Frazier Glenn Miller
Frazier Glenn Miller Jr spent two hours Friday, 28 August, telling jurors how he was sorry he didn't kill more people REUTERS/John Sleezer/The Kansas City Star/Pool

A white supremacist charged with killing three people at Jewish sites in suburban Kansas City spent more than two hours on Friday 28 August telling jurors how he planned the attacks. Frazier Glenn Miller Jr, 74, of Aurora, Missouri, added that regretted that he did not kill more people.

Miller, the former leader of the North Carolina White Patriot Party, who is acting as his own attorney, called himself to the witness stand. He explained he felt compelled to carry out the murders because Jewish people were trying to wipe out the white race.

The former member of the Ku Klux Klan spoke of his military background. He also told jurors that the prosecutor had a "slam dunk" and knew they would put him on death row.

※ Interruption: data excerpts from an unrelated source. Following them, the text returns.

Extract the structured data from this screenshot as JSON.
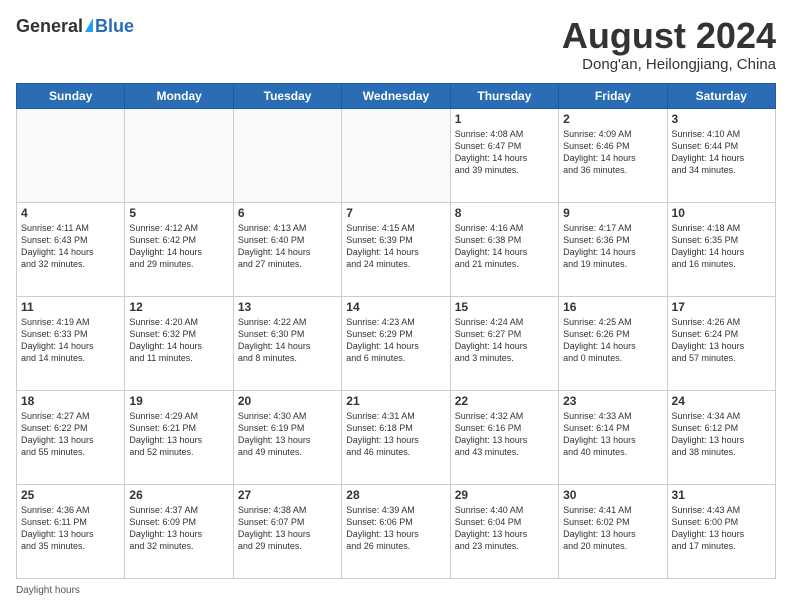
{
  "logo": {
    "general": "General",
    "blue": "Blue"
  },
  "title": {
    "month_year": "August 2024",
    "location": "Dong'an, Heilongjiang, China"
  },
  "days_of_week": [
    "Sunday",
    "Monday",
    "Tuesday",
    "Wednesday",
    "Thursday",
    "Friday",
    "Saturday"
  ],
  "weeks": [
    [
      {
        "day": "",
        "info": ""
      },
      {
        "day": "",
        "info": ""
      },
      {
        "day": "",
        "info": ""
      },
      {
        "day": "",
        "info": ""
      },
      {
        "day": "1",
        "info": "Sunrise: 4:08 AM\nSunset: 6:47 PM\nDaylight: 14 hours\nand 39 minutes."
      },
      {
        "day": "2",
        "info": "Sunrise: 4:09 AM\nSunset: 6:46 PM\nDaylight: 14 hours\nand 36 minutes."
      },
      {
        "day": "3",
        "info": "Sunrise: 4:10 AM\nSunset: 6:44 PM\nDaylight: 14 hours\nand 34 minutes."
      }
    ],
    [
      {
        "day": "4",
        "info": "Sunrise: 4:11 AM\nSunset: 6:43 PM\nDaylight: 14 hours\nand 32 minutes."
      },
      {
        "day": "5",
        "info": "Sunrise: 4:12 AM\nSunset: 6:42 PM\nDaylight: 14 hours\nand 29 minutes."
      },
      {
        "day": "6",
        "info": "Sunrise: 4:13 AM\nSunset: 6:40 PM\nDaylight: 14 hours\nand 27 minutes."
      },
      {
        "day": "7",
        "info": "Sunrise: 4:15 AM\nSunset: 6:39 PM\nDaylight: 14 hours\nand 24 minutes."
      },
      {
        "day": "8",
        "info": "Sunrise: 4:16 AM\nSunset: 6:38 PM\nDaylight: 14 hours\nand 21 minutes."
      },
      {
        "day": "9",
        "info": "Sunrise: 4:17 AM\nSunset: 6:36 PM\nDaylight: 14 hours\nand 19 minutes."
      },
      {
        "day": "10",
        "info": "Sunrise: 4:18 AM\nSunset: 6:35 PM\nDaylight: 14 hours\nand 16 minutes."
      }
    ],
    [
      {
        "day": "11",
        "info": "Sunrise: 4:19 AM\nSunset: 6:33 PM\nDaylight: 14 hours\nand 14 minutes."
      },
      {
        "day": "12",
        "info": "Sunrise: 4:20 AM\nSunset: 6:32 PM\nDaylight: 14 hours\nand 11 minutes."
      },
      {
        "day": "13",
        "info": "Sunrise: 4:22 AM\nSunset: 6:30 PM\nDaylight: 14 hours\nand 8 minutes."
      },
      {
        "day": "14",
        "info": "Sunrise: 4:23 AM\nSunset: 6:29 PM\nDaylight: 14 hours\nand 6 minutes."
      },
      {
        "day": "15",
        "info": "Sunrise: 4:24 AM\nSunset: 6:27 PM\nDaylight: 14 hours\nand 3 minutes."
      },
      {
        "day": "16",
        "info": "Sunrise: 4:25 AM\nSunset: 6:26 PM\nDaylight: 14 hours\nand 0 minutes."
      },
      {
        "day": "17",
        "info": "Sunrise: 4:26 AM\nSunset: 6:24 PM\nDaylight: 13 hours\nand 57 minutes."
      }
    ],
    [
      {
        "day": "18",
        "info": "Sunrise: 4:27 AM\nSunset: 6:22 PM\nDaylight: 13 hours\nand 55 minutes."
      },
      {
        "day": "19",
        "info": "Sunrise: 4:29 AM\nSunset: 6:21 PM\nDaylight: 13 hours\nand 52 minutes."
      },
      {
        "day": "20",
        "info": "Sunrise: 4:30 AM\nSunset: 6:19 PM\nDaylight: 13 hours\nand 49 minutes."
      },
      {
        "day": "21",
        "info": "Sunrise: 4:31 AM\nSunset: 6:18 PM\nDaylight: 13 hours\nand 46 minutes."
      },
      {
        "day": "22",
        "info": "Sunrise: 4:32 AM\nSunset: 6:16 PM\nDaylight: 13 hours\nand 43 minutes."
      },
      {
        "day": "23",
        "info": "Sunrise: 4:33 AM\nSunset: 6:14 PM\nDaylight: 13 hours\nand 40 minutes."
      },
      {
        "day": "24",
        "info": "Sunrise: 4:34 AM\nSunset: 6:12 PM\nDaylight: 13 hours\nand 38 minutes."
      }
    ],
    [
      {
        "day": "25",
        "info": "Sunrise: 4:36 AM\nSunset: 6:11 PM\nDaylight: 13 hours\nand 35 minutes."
      },
      {
        "day": "26",
        "info": "Sunrise: 4:37 AM\nSunset: 6:09 PM\nDaylight: 13 hours\nand 32 minutes."
      },
      {
        "day": "27",
        "info": "Sunrise: 4:38 AM\nSunset: 6:07 PM\nDaylight: 13 hours\nand 29 minutes."
      },
      {
        "day": "28",
        "info": "Sunrise: 4:39 AM\nSunset: 6:06 PM\nDaylight: 13 hours\nand 26 minutes."
      },
      {
        "day": "29",
        "info": "Sunrise: 4:40 AM\nSunset: 6:04 PM\nDaylight: 13 hours\nand 23 minutes."
      },
      {
        "day": "30",
        "info": "Sunrise: 4:41 AM\nSunset: 6:02 PM\nDaylight: 13 hours\nand 20 minutes."
      },
      {
        "day": "31",
        "info": "Sunrise: 4:43 AM\nSunset: 6:00 PM\nDaylight: 13 hours\nand 17 minutes."
      }
    ]
  ],
  "footer": {
    "daylight_hours": "Daylight hours"
  }
}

Prosecutors rested their case Thursday morning, barely four days into a trial that they had predicted could last three to four weeks.

Miller is charged with killing William Corporon, 69, and Corporon's 14-year-old grandson, Reat Griffin Underwood, outside the Jewish Community Center of Greater Kansas City in Overland Park. The pair were there so the teen could compete in a singing contest. Minutes after that shooting, Miller gunned down Terri LaMano, 53, at a nearby Jewish retirement home.

Miller said the killings were justified, and that his only regret was fatally shooting the 14-year-old. However, under cross-examination, Miller admitted that he would have been OK with killing Reat if he had been Jewish.

He said he murdered the other two because they were Jewish sympathisers, adding that he thought the prosecutor and judge also associated with Jews.

After a nearly three-hour lunch break, Miller returned to the stand and accused the judge for not allowing him to present evident explaining his mindset at the time.

He described having an emphysema attack just 10 days before the April 13, 2014, killings and explained his desire to "take out" Jewish people before he died.

The Vietnam veteran said initially he was unsure whether he would have the courage to carry out the attacks, but afterwards felt a sense of victory that dwarfed even the feeling of jumping out of airplanes when he was in the Army.

Miller is also charged with the attempted murder of three others. If convicted of the killings, he could be sentenced to death. Closing arguments will begin on Monday.